El sol de la mañana se filtraba por las cortinas del hospital cuando Gema irrumpió en la habitación, el rostro descompuesto y un trozo de papel arrugado en la mano. Ernesto, que acababa de quedarse dormido con la cabeza sobre el borde de la cama, se incorporó de golpe, los ojos inyectados en sangre.
—Lo encontré clavado en la puerta de casa —dijo Gema, tendiendo la nota con dedos que apenas temblaban.
Ernesto cogió el papel. Las palabras, escritas con una caligrafía angulosa y violenta, le quemaron los ojos:
"Los lirios siempre florecen donde hay sangre. Pronto tendré más para regarlos. —D.V."
El aire se espesó. Eber, pálido contra las almohadas, giró la cabeza hacia la ventana, donde los primeros rayos de sol acariciaban un jarrón con lirios blancos que Ernesto había comprado esa misma mañana.
—Hay que avisar a la policía —murmuró Gema, pero su voz sonó lejana, como si ya supiera que no serviría de nada.
Ernesto aplastó la nota en su puño.
—No —dijo, con una calma que asustó incluso a Gema—. Esta vez, yo lo encontraré primero.
Eber intentó sentarse, pero el dolor lo obligó a recostarse de nuevo.
—No vayas solo —suplicó, agarrando la manga de Ernesto con una fuerza inesperada—. Es peligroso.
Ernesto miró esos dedos huesudos aferrados a su brazo, luego alzó la vista hacia el rostro de Eber. Había algo nuevo en esos ojos verdes, algo que no había visto en todos los años que llevaban juntos: miedo, sí, pero también una determinación feroz.
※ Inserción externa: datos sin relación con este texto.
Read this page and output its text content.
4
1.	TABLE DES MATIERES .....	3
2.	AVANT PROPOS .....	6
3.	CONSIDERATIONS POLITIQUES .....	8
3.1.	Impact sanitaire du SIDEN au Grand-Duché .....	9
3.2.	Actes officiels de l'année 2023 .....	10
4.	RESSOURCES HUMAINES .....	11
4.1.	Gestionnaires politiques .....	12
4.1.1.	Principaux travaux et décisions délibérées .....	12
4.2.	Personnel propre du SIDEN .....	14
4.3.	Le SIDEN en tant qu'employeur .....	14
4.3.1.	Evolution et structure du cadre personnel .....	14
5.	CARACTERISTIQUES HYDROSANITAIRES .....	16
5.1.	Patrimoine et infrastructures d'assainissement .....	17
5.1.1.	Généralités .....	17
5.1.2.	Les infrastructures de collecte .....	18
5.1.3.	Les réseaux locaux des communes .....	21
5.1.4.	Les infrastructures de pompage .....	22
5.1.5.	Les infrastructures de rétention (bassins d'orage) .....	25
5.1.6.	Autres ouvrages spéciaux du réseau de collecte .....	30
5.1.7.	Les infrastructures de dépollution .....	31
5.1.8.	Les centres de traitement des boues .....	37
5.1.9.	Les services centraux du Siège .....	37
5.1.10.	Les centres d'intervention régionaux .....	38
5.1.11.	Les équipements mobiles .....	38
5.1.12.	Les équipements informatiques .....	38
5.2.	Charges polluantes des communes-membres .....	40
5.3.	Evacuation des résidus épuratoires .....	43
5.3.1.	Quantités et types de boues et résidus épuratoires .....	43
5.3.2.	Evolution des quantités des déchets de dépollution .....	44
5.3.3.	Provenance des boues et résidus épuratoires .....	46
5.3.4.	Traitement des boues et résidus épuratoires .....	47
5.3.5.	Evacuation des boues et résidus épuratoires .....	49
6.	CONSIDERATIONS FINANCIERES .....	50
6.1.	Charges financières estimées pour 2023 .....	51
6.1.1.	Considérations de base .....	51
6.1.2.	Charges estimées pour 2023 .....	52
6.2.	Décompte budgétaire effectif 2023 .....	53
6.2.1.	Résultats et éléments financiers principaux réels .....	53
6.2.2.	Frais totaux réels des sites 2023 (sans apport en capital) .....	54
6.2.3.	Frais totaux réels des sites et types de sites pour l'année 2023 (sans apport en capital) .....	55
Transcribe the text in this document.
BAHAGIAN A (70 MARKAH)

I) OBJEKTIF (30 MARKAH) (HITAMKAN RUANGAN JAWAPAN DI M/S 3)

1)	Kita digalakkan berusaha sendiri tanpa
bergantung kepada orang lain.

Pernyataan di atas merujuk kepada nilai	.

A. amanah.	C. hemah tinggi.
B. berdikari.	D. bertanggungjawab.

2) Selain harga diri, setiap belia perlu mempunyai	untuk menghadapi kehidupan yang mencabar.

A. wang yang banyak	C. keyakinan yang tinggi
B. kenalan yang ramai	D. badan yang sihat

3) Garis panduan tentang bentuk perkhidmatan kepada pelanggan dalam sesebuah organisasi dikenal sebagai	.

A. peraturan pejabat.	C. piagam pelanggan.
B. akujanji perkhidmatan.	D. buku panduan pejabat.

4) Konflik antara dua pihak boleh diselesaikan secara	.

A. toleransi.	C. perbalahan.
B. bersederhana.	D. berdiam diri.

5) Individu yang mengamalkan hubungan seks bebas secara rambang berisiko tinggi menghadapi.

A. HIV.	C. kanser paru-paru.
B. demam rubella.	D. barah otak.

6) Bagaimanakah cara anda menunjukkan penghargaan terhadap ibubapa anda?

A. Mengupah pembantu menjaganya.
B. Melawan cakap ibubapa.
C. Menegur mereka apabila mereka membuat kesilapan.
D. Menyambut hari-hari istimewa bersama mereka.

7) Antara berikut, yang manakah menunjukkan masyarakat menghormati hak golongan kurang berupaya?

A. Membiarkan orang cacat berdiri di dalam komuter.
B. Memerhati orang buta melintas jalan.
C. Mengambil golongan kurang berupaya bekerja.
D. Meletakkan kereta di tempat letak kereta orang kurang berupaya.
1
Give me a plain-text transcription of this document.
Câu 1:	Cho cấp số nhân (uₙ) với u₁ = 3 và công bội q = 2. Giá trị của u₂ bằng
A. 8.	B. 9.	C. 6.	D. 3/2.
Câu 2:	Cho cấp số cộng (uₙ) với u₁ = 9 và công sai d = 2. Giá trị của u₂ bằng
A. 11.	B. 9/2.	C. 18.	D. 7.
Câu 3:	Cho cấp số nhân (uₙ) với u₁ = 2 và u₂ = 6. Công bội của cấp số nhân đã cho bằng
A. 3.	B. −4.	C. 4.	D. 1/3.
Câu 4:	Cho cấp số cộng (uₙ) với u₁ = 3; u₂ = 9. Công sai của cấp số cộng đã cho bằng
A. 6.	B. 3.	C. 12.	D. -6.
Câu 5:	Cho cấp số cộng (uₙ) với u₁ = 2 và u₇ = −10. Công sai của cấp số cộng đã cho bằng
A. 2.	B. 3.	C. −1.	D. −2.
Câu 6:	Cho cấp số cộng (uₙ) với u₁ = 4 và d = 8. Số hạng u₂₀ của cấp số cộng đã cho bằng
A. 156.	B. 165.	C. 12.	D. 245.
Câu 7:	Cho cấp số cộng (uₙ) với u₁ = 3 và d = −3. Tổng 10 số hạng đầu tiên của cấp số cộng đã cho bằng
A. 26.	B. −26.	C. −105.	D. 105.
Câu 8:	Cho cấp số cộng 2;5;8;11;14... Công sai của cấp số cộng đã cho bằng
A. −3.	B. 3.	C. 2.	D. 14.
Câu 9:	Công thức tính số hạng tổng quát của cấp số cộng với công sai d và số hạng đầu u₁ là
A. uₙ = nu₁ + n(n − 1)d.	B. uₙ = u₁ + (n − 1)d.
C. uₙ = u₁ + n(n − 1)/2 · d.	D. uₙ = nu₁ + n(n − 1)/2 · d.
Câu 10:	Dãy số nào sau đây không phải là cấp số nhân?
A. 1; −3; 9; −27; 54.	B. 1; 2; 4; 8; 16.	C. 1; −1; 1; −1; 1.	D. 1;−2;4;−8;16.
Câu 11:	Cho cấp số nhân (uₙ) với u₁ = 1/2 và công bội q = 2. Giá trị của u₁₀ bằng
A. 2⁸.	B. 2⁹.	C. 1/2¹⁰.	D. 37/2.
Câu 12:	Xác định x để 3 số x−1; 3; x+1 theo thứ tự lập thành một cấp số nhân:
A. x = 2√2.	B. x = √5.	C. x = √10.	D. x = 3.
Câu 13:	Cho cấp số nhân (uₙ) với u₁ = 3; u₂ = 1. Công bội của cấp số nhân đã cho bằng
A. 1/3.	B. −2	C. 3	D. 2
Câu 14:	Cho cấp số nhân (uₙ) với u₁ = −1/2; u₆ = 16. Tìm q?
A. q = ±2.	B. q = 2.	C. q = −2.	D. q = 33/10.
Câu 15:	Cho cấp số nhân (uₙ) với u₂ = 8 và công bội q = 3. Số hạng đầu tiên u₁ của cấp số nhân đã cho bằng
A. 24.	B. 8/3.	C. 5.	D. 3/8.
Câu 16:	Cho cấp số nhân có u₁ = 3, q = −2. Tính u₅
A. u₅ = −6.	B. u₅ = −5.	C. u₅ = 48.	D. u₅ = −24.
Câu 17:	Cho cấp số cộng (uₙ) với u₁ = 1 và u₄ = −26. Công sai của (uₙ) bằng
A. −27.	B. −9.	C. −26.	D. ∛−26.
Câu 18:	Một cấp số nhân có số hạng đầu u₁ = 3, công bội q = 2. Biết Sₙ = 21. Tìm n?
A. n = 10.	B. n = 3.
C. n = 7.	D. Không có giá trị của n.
—No voy a hacer nada estúpido —mintió Ernesto, acariciando el dorso de la mano de Eber con el pulgar—. Prometo esperar a que te curen.
El médico eligió ese momento para entrar, con su bata blanca y su sonrisa profesional que no alcanzaba los ojos.
—Hablando de curar —dijo, revisando las grapas en el costado de Eber—, el cuerpo sigue estable, pero... —hizo una pausa, mirando a Eber con curiosidad clínica—. Tienes un alma demasiado grande para un cuerpo tan frágil, joven. Eso no ayuda a la recuperación.
Ernesto soltó una risa amarga.
—Cuéntame algo nuevo.
Eber no dijo nada. Solo cerró los ojos, dejando que el cansancio lo arrastrara de nuevo hacia el sueño. Ernesto observó cómo su respiración se hacía más regular, cómo las arrugas de dolor en su frente se suavizaban. Sin pensarlo, se inclinó y apoyó la cabeza con cuidado sobre el pecho de Eber, justo donde el corazón latía, constante y milagroso bajo las vendas.
El sonido de ese latido lo tranquilizó más que cualquier palabra.
Gema, que había estado observando la escena con los brazos cruzados, se acercó sigilosamente y colocó una manta sobre los hombros de Ernesto.
—Duerme un poco —susurró—. Yo me quedo vigilando.
Ernesto quería protestar, decirle que no podía dormir, que no lo haría, pero el agotamiento era más fuerte que él. Los párpados le pesaban como plomos, y el calor del cuerpo de Eber bajo su mejilla era la última cosa que recordó antes de caer en un sueño profundo, sin pesadillas por primera vez en días.
Fuera, el viento movía las ramas de los árboles del estacionamiento del hospital, arrastrando consigo el olor a tierra mojada y, quizás, el rastro de un abrigo negro que se perdía entre la maleza.